Par Khaled El Manoubi
Dans ses mémoires (Habib Bourguiba, Le bon grain et l'ivraie, Sud Editions, Tunis, 2009), Béji Caïd Essebsi écrit dans un paragraphe tout de même intitulé « Résurgence de la question démocratique « dans un chapitre tout de même —également— intitulé» En attendant une relance démocratique « ce qui suit: « Quand le président n'a plus la capacité d'exercer son sens critique (...) sur lui-même, il ne s'appartient plus (p.208)». Comment diantre peut-on alors se réclamer de lui ? Ici, B.C.E. (Béji Caïd Essebsi) se réfère au prétendu délabrement de la santé physique et mentale du dictateur prétexté par la commission dite médicale qui l'a destitué. Empressons-nous à ce propos de faire remarquer deux choses : aucune autorité médicale ne peut déclarer inapte un président en dehors de la démence totale et avérée ; il est ensuite totalement inexact de dire que vers la fin de son exercice, la santé du président avait faibli au point de le rendre inapte. Nous n'en voudrions pour preuve que cette allégeance prêtée après sa déposition à Ben Ali et faite à la télévision en ces termes : « Ce qu'a réalisé Ben Ali en dix ans, je n'ai pu le faire en trente ans». Du reste, B.C.E., cite un propos de Bourguiba à une date où il est censé être en bonne santé (Bourguiba a joué dès 1968 sur le clavier santé) en ces termes: « Bourguiba a admis l'échec : son discours du 8 juin 1970 est choquant. Un homme est toujours faible et il peut se tromper !».
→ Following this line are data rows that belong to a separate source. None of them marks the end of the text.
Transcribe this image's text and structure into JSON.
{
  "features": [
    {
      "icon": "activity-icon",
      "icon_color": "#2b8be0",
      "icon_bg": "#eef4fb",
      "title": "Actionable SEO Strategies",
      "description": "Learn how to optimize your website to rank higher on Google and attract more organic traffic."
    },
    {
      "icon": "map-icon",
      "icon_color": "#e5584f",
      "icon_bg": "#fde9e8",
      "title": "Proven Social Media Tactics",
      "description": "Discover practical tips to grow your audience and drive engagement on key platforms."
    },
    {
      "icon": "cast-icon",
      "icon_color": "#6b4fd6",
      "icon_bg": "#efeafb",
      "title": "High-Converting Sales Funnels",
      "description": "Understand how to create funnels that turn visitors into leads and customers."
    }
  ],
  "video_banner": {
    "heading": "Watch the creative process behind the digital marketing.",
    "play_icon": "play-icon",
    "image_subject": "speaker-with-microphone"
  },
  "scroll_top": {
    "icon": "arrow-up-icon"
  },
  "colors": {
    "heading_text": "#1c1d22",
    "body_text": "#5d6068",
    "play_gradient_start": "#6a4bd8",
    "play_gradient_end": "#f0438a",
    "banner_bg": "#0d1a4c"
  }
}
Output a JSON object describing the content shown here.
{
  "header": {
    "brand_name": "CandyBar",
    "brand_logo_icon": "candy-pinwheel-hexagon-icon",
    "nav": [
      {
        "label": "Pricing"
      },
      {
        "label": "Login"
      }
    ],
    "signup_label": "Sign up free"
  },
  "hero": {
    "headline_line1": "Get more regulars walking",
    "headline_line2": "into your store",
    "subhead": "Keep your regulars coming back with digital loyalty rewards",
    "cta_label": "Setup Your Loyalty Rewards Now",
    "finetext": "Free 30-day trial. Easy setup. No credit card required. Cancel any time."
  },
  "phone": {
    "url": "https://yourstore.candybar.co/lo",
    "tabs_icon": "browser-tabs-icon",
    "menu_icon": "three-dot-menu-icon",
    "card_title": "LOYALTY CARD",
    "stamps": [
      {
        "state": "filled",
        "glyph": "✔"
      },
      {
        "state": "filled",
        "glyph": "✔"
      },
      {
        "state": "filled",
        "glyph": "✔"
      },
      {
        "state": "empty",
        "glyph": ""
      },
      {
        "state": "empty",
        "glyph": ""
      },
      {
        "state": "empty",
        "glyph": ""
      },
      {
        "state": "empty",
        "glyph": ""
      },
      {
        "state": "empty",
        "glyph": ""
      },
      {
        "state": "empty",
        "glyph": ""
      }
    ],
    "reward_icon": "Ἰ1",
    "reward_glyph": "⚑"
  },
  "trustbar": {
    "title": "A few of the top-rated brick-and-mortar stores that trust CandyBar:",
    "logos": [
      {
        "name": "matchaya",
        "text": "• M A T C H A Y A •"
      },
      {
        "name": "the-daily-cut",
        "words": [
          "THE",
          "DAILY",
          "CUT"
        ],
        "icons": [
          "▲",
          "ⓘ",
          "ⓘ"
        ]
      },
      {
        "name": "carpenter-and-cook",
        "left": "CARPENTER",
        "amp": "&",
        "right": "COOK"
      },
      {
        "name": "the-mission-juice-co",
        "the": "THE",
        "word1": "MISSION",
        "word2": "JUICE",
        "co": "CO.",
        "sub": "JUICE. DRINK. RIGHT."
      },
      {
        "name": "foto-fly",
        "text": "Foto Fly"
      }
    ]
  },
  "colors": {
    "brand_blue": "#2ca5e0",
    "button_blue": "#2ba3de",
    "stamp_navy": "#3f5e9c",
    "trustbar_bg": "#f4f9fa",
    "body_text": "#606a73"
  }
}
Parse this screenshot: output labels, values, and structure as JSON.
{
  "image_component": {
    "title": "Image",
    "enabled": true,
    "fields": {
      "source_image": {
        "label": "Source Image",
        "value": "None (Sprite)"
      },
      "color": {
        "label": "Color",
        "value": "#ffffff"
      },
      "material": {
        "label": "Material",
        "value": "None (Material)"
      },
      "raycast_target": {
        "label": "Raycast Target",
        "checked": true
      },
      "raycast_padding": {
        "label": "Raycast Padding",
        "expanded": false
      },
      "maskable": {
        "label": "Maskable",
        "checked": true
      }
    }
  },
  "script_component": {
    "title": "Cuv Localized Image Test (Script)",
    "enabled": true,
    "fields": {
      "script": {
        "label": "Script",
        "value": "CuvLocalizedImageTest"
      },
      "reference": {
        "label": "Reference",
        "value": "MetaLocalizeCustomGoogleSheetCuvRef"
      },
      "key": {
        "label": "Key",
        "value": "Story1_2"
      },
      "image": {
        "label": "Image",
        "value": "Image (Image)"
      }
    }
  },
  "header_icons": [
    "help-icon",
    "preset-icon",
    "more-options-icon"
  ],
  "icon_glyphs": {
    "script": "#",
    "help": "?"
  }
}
Précisons qu'en juin 1970, Bourguiba aura devant lui plus de 17 ans de présidence et a déjà derrière lui 14 ans de pouvoir, si bien qu'on a alors le choix, pour être bourguibien, ou de se réclamer d'un homme qui ne s'appartient plus ou, plus durablement, de se réclamer de quelqu'un qui avoue lui-même se tromper! Drôle de conception du pouvoir dans laquelle seule la déchéance physique est disqualifiante. Au surplus, B.C.E. se trompe lorsqu'il prête la bonne foi à son mentor. Sans nous référer encore une fois au delphinat conclu avec la France avant fin 1932, signalons deux perfidies majeures de celui qui est censé être le premier magistrat du pays : 1) Son aveu dans un discours public d'avoir commandité l'assassinat de Ben Youssef pour le seul mobile de commodité dictatoriale. 2) Après avoir martelé que «tout doit être collectivisé sauf les femmes», il n'a rien trouvé de mieux à dire face au désastre social des coopératives que c'était Ben Salah qui l'avait trompé; En fait, Ben Salah ou pas, même un président non juriste — et Bourguiba est avocat— ne peut que savoir que prôner la collectivisation et lui donner même un début d'exécution est manifestement contraire à la garantie constitutionnelle de la propriété. La constitution et l'Etat de droit ne peuvent nullement être bafoués quel que soit le «conseil» écouté et, de fait, Bourguiba a, en toute mauvaise foi, systématiquement truqué les élections et privé les individus de tout droit de défense dès que son propre pouvoir se trouve concerné. Mais revenons maintenant à deux phases charnières du meurtre permanant de la démocratie en Tunisie d'avant la Révolution, celle de la déchéance de la dynastie husseinite et celle de la mise en selle de Ben Ali par l'autre Ben Ali, Habib, le fils de son père.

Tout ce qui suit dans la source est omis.